The government claimed to FISCR that it did not maintain a database of incidentally collected information from non-targeted US persons.

Barring some kind of neat parse, I didn’t buy the claim, not even in 2009.

Since then, we’ve found out that — barring some kind of neat parse — I was absolutely right. In fact, they are doing back door searches on this data, especially at FBI.

What I’m particularly intrigued by, now, is the timing.

FISCR said that in an opinion dated August 22, 2008 — over a month after the July 10, 2008 passage of the FISA Amendments Act. I have not yet found evidence of when the government said that to FISCR. It doesn’t appear in the unredacted part of their Jun 5, 2008 Merits brief (which cites Kahn but not Schwartz; see 49-50), though it might appear behind the redaction on 41. Of note, the April 25, 2008 FISC opinion doesn’t even mention the issue in its incidental collection discussion (starting at 95), though it does discuss amended certifications filed in February 2008.

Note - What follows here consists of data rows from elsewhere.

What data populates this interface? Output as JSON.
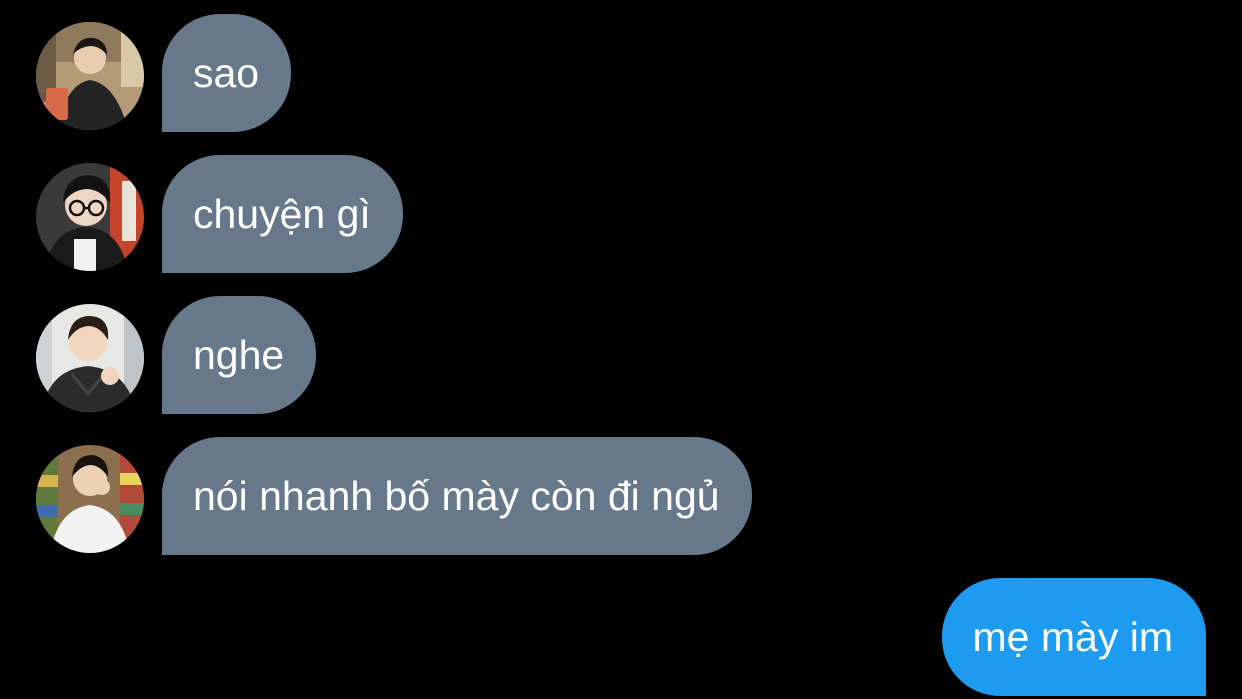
{
  "colors": {
    "background": "#000000",
    "incoming_bubble": "#67788a",
    "outgoing_bubble": "#1d9bf0",
    "text": "#ffffff"
  },
  "messages": [
    {
      "direction": "incoming",
      "avatar": "avatar-photo",
      "text": "sao"
    },
    {
      "direction": "incoming",
      "avatar": "avatar-photo",
      "text": "chuyện gì"
    },
    {
      "direction": "incoming",
      "avatar": "avatar-photo",
      "text": "nghe"
    },
    {
      "direction": "incoming",
      "avatar": "avatar-photo",
      "text": "nói nhanh bố mày còn đi ngủ"
    },
    {
      "direction": "outgoing",
      "text": "mẹ mày im"
    }
  ]
}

So I’m guessing the government made that representation at the hearing in June, 2008.

We know, from John Bates’ rationale for authorizing NSA and CIA back door searches, such back door searches were first added to FBI minimization procedures in 2008.

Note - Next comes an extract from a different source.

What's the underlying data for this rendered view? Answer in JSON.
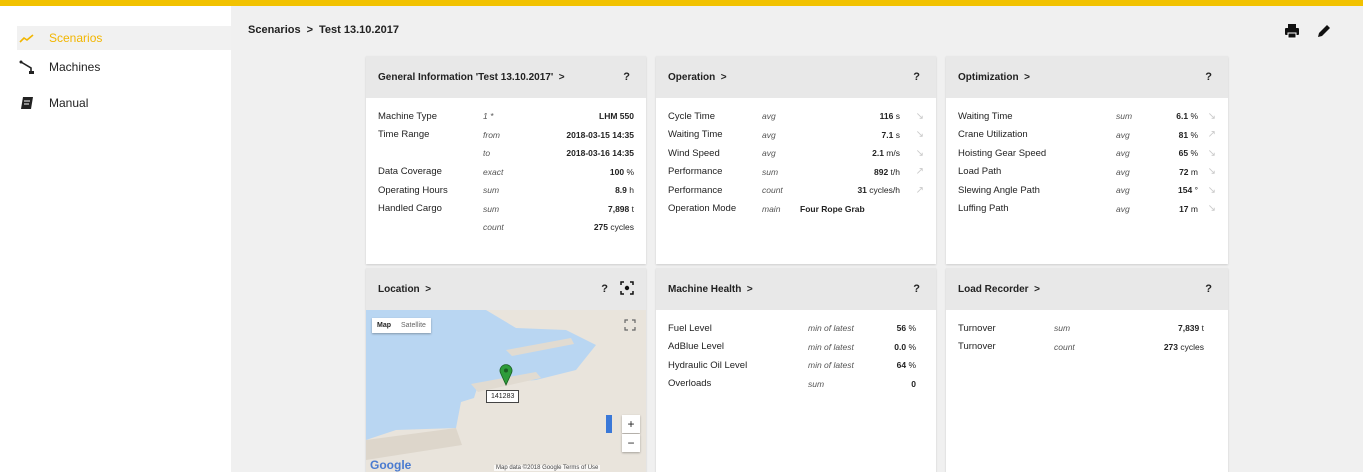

When Bates approved back door searches in his October 3, 2011 opinion, he pointed to FBI’s earlier (and broader) authorities to justify approving it for NSA and CIA. While the mention of FBI is redacted here, at that point it was the only other agency whose minimization procedures had to be approved by FISC, and FBI is the agency that applies for traditional FISA warrants.

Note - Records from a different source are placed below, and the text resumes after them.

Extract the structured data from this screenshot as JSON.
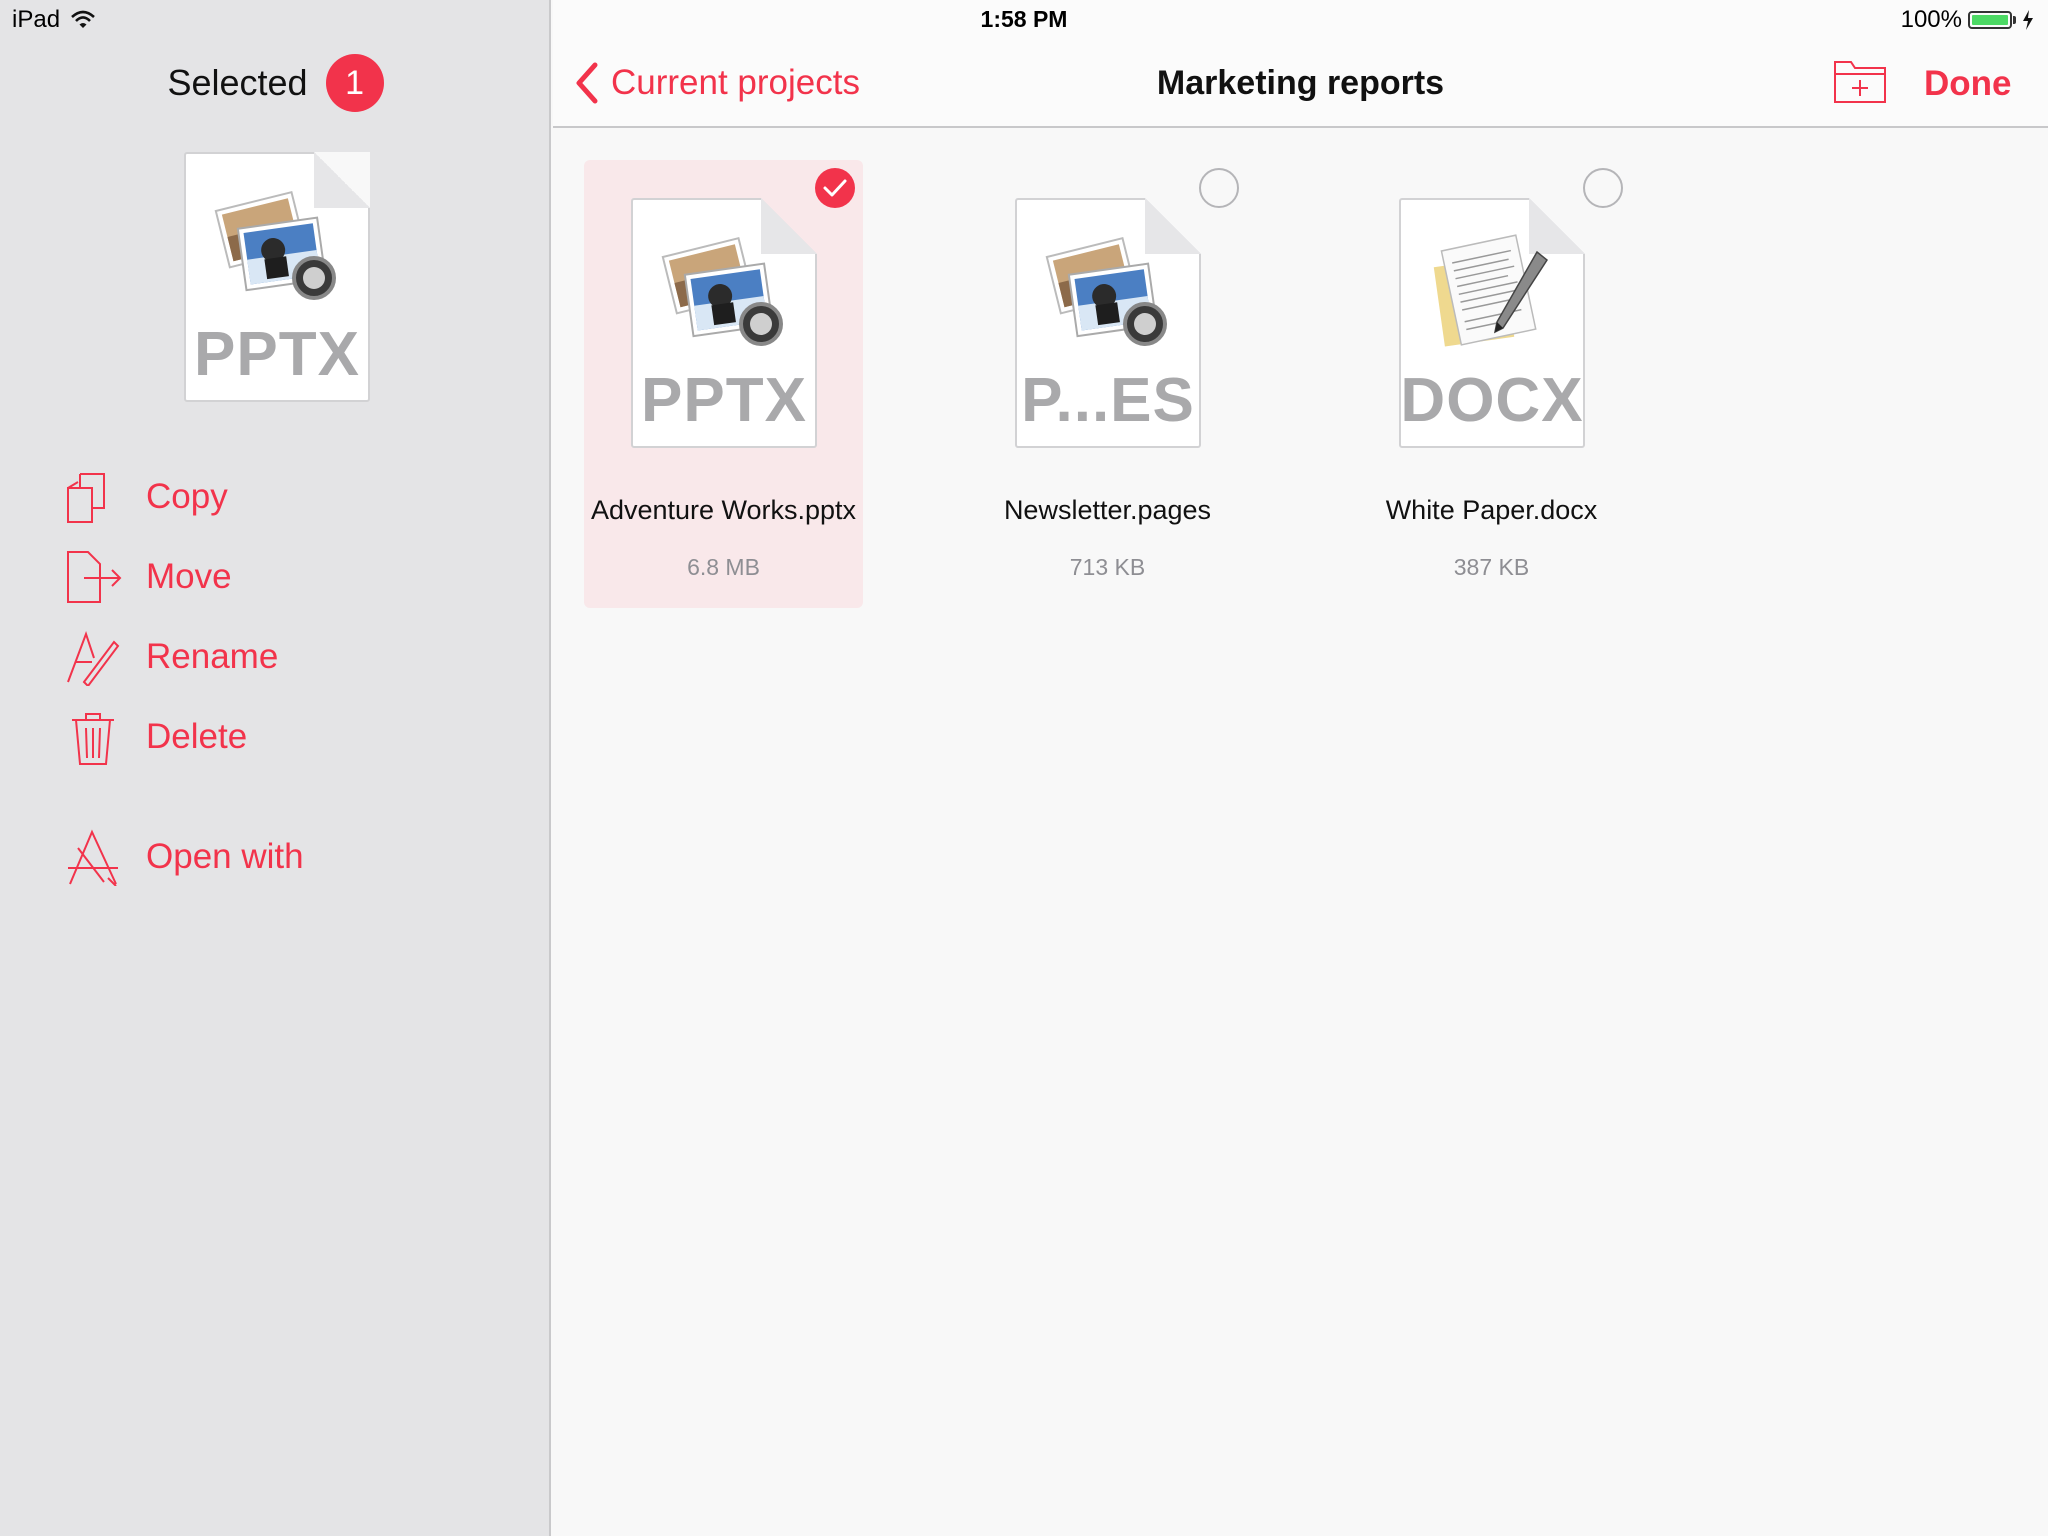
{
  "status_bar": {
    "device": "iPad",
    "time": "1:58 PM",
    "battery": "100%",
    "battery_level": 1.0
  },
  "sidebar": {
    "title": "Selected",
    "count": "1",
    "thumbnail_label": "PPTX",
    "actions": [
      {
        "label": "Copy",
        "icon": "copy-icon"
      },
      {
        "label": "Move",
        "icon": "move-icon"
      },
      {
        "label": "Rename",
        "icon": "rename-icon"
      },
      {
        "label": "Delete",
        "icon": "trash-icon"
      },
      {
        "label": "Open with",
        "icon": "app-store-icon"
      }
    ]
  },
  "navbar": {
    "back_label": "Current projects",
    "title": "Marketing reports",
    "done_label": "Done"
  },
  "files": [
    {
      "name": "Adventure Works.pptx",
      "size": "6.8 MB",
      "type_label": "PPTX",
      "icon": "preview-image-icon",
      "selected": true
    },
    {
      "name": "Newsletter.pages",
      "size": "713 KB",
      "type_label": "P...ES",
      "icon": "preview-image-icon",
      "selected": false
    },
    {
      "name": "White Paper.docx",
      "size": "387 KB",
      "type_label": "DOCX",
      "icon": "text-document-icon",
      "selected": false
    }
  ],
  "colors": {
    "accent": "#f2334b",
    "sidebar_bg": "#e4e4e6",
    "selected_tile_bg": "#f9e8ea"
  }
}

[redacted] contain an analogous provision allowing queries of unminimized FISA-acquired information using identifiers — including United States-person identifiers — when such queries are designed to yield foreign intelligence information. See [redacted]. In granting [redacted] applications for electronic surveillance or physical search since 2008, including applications targeting United States persons and persons in the United States, the Court has found that the [redacted] meet the definitions of minimization procedures at 50 U.S.C. §§ 1801(h) and 1821(4). It follows that the substantially-similar querying provision found at Section 3(b)(5) of the amended NSA minimization procedures should not be problematic in a collection that is focused on non-United States persons located outside the United States and that, in aggregate, is less likely to result in the acquisition of nonpublic information regarding non-consenting United States persons.

So since 2008, FBI has had the ability to do back door searches on all the FISA-authorized data they get, including taps targeting US persons.

The FBI Minimization procedures submitted with the case all date to the 1990s, though a 2006 amendment changing how they logged the identities of US persons collected (note, in 2011, John Bates was bitching at FBI for having ignored an order to reissue all its minimization procedures with updates; I can see why he complained).

As described in the Government’s response of June 16, 2006, identities of U.S. persons that have not been logged are often maintained in FBI databases that contain unminimized information. The procedures now simply refer to “the identities” of U.S. persons, acknowledging that the FBI may not have previously logged such identities.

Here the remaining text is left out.